Selon plusieurs sources, les banques d’affaires Rothschild & Co et Transactions & Cie ont effectivement été chargées de trouver des investisseurs désireux de prendre une grosse participation minoritaire… Ces derniers devraient être prêts à miser dans l’opération environ 300 millions d’euros, voire même davantage. Il s’agirait d’offrir une porte de sortie aux financiers actuellement au capital… Mais pas seulement. Car Anjac cherche surtout des investisseurs capables de l’accompagner dans sa stratégie de croissance externe assez offensive. L’entreprise reste à l’affût de bonnes opportunités de rachats hors d’Europe, comme il l’a prouvé en Amérique du Nord en 2022. Il a d’abord déboursé près de 230 millions d’euros dans le rachat d’un fabricant américain qui fournit entre autres des gels douche et des crèmes solaires. La même année, il s’est offert le canadien Pillar5, un fournisseur de produits ophtalmiques. Ce « moment américain » dans la stratégie d’expansion d’Anjac lui a permis d’accomplir un grand bond en avant, en atteignant les 650 millions d’euros de chiffre d’affaires l’an passé, loin des 400 millions d’euros de 2020. Son Ebitda serait aujourd’hui compris entre 80 et 100 millions d’euros.

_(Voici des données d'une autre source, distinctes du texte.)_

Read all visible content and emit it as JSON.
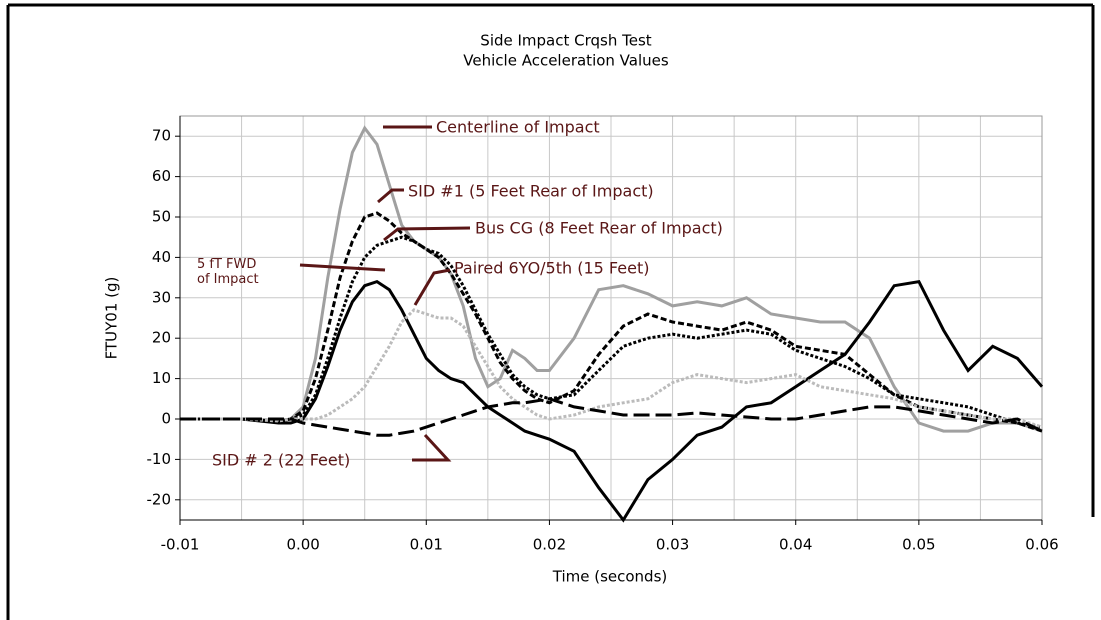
{
  "chart_data": {
    "type": "line",
    "title": "Side Impact Crqsh Test",
    "subtitle": "Vehicle Acceleration Values",
    "x_label": "Time (seconds)",
    "y_label": "FTUY01 (g)",
    "xlim": [
      -0.01,
      0.06
    ],
    "ylim": [
      -25,
      75
    ],
    "xticks": [
      -0.01,
      {
        "value": 0,
        "label": "0.00"
      },
      0.01,
      0.02,
      0.03,
      0.04,
      0.05,
      0.06
    ],
    "x_minor_grid": [
      -0.005,
      0.005,
      0.015,
      0.025,
      0.035,
      0.045,
      0.055
    ],
    "yticks": [
      -20,
      -10,
      0,
      10,
      20,
      30,
      40,
      50,
      60,
      70
    ],
    "grid": true,
    "x": [
      -0.01,
      -0.005,
      -0.002,
      -0.001,
      0,
      0.001,
      0.002,
      0.003,
      0.004,
      0.005,
      0.006,
      0.007,
      0.008,
      0.009,
      0.01,
      0.011,
      0.012,
      0.013,
      0.014,
      0.015,
      0.016,
      0.017,
      0.018,
      0.019,
      0.02,
      0.022,
      0.024,
      0.026,
      0.028,
      0.03,
      0.032,
      0.034,
      0.036,
      0.038,
      0.04,
      0.042,
      0.044,
      0.046,
      0.048,
      0.05,
      0.052,
      0.054,
      0.056,
      0.058,
      0.06
    ],
    "series": [
      {
        "name": "Centerline of Impact",
        "color": "#a0a0a0",
        "style": "solid",
        "values": [
          0,
          0,
          -0.5,
          0,
          3,
          15,
          35,
          52,
          66,
          72,
          68,
          58,
          48,
          44,
          42,
          40,
          36,
          28,
          15,
          8,
          10,
          17,
          15,
          12,
          12,
          20,
          32,
          33,
          31,
          28,
          29,
          28,
          30,
          26,
          25,
          24,
          24,
          20,
          8,
          -1,
          -3,
          -3,
          -1,
          -1,
          -3
        ]
      },
      {
        "name": "SID #1 (5 Feet Rear of Impact)",
        "color": "#000000",
        "style": "dashed",
        "values": [
          0,
          0,
          -0.5,
          0,
          2,
          10,
          22,
          35,
          44,
          50,
          51,
          49,
          46,
          44,
          42,
          40,
          36,
          31,
          26,
          20,
          14,
          10,
          7,
          5,
          4,
          7,
          16,
          23,
          26,
          24,
          23,
          22,
          24,
          22,
          18,
          17,
          16,
          11,
          6,
          3,
          2,
          1,
          0,
          -1,
          -3
        ]
      },
      {
        "name": "Bus CG (8 Feet Rear of Impact)",
        "color": "#000000",
        "style": "dotted",
        "values": [
          0,
          0,
          -0.5,
          0,
          1,
          6,
          15,
          25,
          34,
          40,
          43,
          44,
          45,
          44,
          42,
          41,
          38,
          33,
          27,
          21,
          16,
          11,
          8,
          6,
          5,
          6,
          12,
          18,
          20,
          21,
          20,
          21,
          22,
          21,
          17,
          15,
          13,
          10,
          6,
          5,
          4,
          3,
          1,
          -1,
          -2
        ]
      },
      {
        "name": "5 fT FWD of Impact",
        "color": "#000000",
        "style": "solid",
        "values": [
          0,
          0,
          -1,
          -1,
          0,
          5,
          13,
          22,
          29,
          33,
          34,
          32,
          27,
          21,
          15,
          12,
          10,
          9,
          6,
          3,
          1,
          -1,
          -3,
          -4,
          -5,
          -8,
          -17,
          -25,
          -15,
          -10,
          -4,
          -2,
          3,
          4,
          8,
          12,
          16,
          24,
          33,
          34,
          22,
          12,
          18,
          15,
          8
        ]
      },
      {
        "name": "Paired 6YO/5th (15 Feet)",
        "color": "#bbbbbb",
        "style": "dotted",
        "values": [
          0,
          0,
          -0.5,
          0,
          0,
          0,
          1,
          3,
          5,
          8,
          13,
          18,
          24,
          27,
          26,
          25,
          25,
          23,
          18,
          13,
          8,
          5,
          3,
          1,
          0,
          1,
          3,
          4,
          5,
          9,
          11,
          10,
          9,
          10,
          11,
          8,
          7,
          6,
          5,
          3,
          2,
          1,
          0,
          0,
          -2
        ]
      },
      {
        "name": "SID # 2 (22 Feet)",
        "color": "#000000",
        "style": "long-dash",
        "values": [
          0,
          0,
          0,
          0,
          -1,
          -1.5,
          -2,
          -2.5,
          -3,
          -3.5,
          -4,
          -4,
          -3.5,
          -3,
          -2,
          -1,
          0,
          1,
          2,
          3,
          3.5,
          4,
          4,
          4.5,
          5,
          3,
          2,
          1,
          1,
          1,
          1.5,
          1,
          0.5,
          0,
          0,
          1,
          2,
          3,
          3,
          2,
          1,
          0,
          -1,
          0,
          -3
        ]
      }
    ]
  }
}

Classée 240e fortune française par Challenges, la famille Chaufour s’est d’abord fait un nom dans la distribution d’outillages et d’appareils de chauffage et de climatisation pour le secteur du bâtiment, avant de se réorienter Anjac vers les produits d’hygiène et de soin à la fin des années 2000. L’entreprise a ensuite choisi de devenir aussi un acteur qui compte dans la santé, en particulier avec la reprise des Laboratoires Chemineau en 2013, un fabricant de formes liquides et semi-liquides travaillant pour des Big pharmas comme Pfizer, GSK ou Sanofi. Aujourd’hui à la tête de 14 filiales et de 22 sites dans le monde (dix-sept en France, deux en Espagne, deux au Canada, un aux Etats-Unis), Anjac fait partie de ces industriels qui ont bénéficié depuis les années 1990 du recours grandissant à la sous-traitance dans la cosmétique et la pharmacie. Dans le secteur, on les appelle CDMO (Contract development & manufacturing organizations).